The Burland Desbarats Lith. Co. Montreal
RUINS OF CUSTOM HOUSE FROM NORTH END AND EAST SIDE.
Photo. by G. F. Simonson.
The International Hotel was formerly a double residence with the entrance on the second story. About twenty years ago it was enlarged and converted into an hotel under the management of Mr. A. B. Barnes, who called the house after its owner—The Lawrence Hotel. Mr. Barnes left
it some years ago and removed to his own premises nearer King Street, and Mr. R. S. Hyke, after it was modernized a little, assumed the management.

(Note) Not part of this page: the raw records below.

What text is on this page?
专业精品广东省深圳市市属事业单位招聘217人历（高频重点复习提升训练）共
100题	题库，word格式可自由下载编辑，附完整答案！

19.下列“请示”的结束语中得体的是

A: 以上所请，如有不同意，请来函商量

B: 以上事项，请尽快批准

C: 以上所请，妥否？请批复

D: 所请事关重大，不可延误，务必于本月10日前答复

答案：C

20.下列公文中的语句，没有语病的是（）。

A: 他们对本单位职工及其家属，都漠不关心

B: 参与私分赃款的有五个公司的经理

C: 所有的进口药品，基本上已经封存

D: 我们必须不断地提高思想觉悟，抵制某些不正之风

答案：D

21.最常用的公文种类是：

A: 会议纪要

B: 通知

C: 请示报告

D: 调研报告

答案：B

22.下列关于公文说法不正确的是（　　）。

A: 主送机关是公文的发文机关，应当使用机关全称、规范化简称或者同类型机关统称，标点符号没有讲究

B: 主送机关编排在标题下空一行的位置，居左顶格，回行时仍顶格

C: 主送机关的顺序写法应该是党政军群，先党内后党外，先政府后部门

The fire in Water Street proved to be very destructive. Tisdale's corner, at the head of South wharf, and the home of the hardware business in St. John for many years; the grocery establishments of C. M. Bostwick and Geo. Robertson; John Melick's office, the ferry floats and waiting-room, as well as Adam Young's large stove warehouse and the Messrs. McCarty's place of business, were soon carried away. The good old house of Robt. Robertson & Son, that for half a century wielded great influence in the community, and whose ships to-day ride many oceans, with its stock of sails and rigging, lasted scarcely longer in the terrible heat than an hour's space. Walker's wharf and the premises in Ward street suffered greatly, and it was while trying to save his property here, that Captain William M. B. Firth lost his life. He was last seen in Prince William Street, blinded by the smoke and scorched by the flames, trying to make his way out. It is thought that finding all hope of gaining an egress from the suffocating street, he sank down in the roadside exhausted and weary, and death came to him there. His body was found the next day, but it was not until Saturday that he was fully recognised and claimed. He leaves a sorrowing wife and five grief-stricken children, who spent the terrible days of his absence in the greatest agony. There were many rumours about
Capt. Firth while he was missing. Some said that
he was all right in Carleton, others averred that he had gone away in a ship, while others again stoutly maintained that they had seen him put out to sea in a boat and that he would turn up all right. But when these tidings reached his poor wife, she always turned with a sad smile of gratefulness to those who brought her such news, in the hope that it might cheer her up, and said that her heart told her better. Her husband's place was by her side, and he knew it as well as she. What would he be doing out in a boat so long, when he did not even know whether his wife and family were alive or not; no, she never believed the rumours which came to her, thick and fast, as the hours of those anxious days went by; and when the dread news came at length, the widowed mother and her fatherless children had known it in their hearts long before.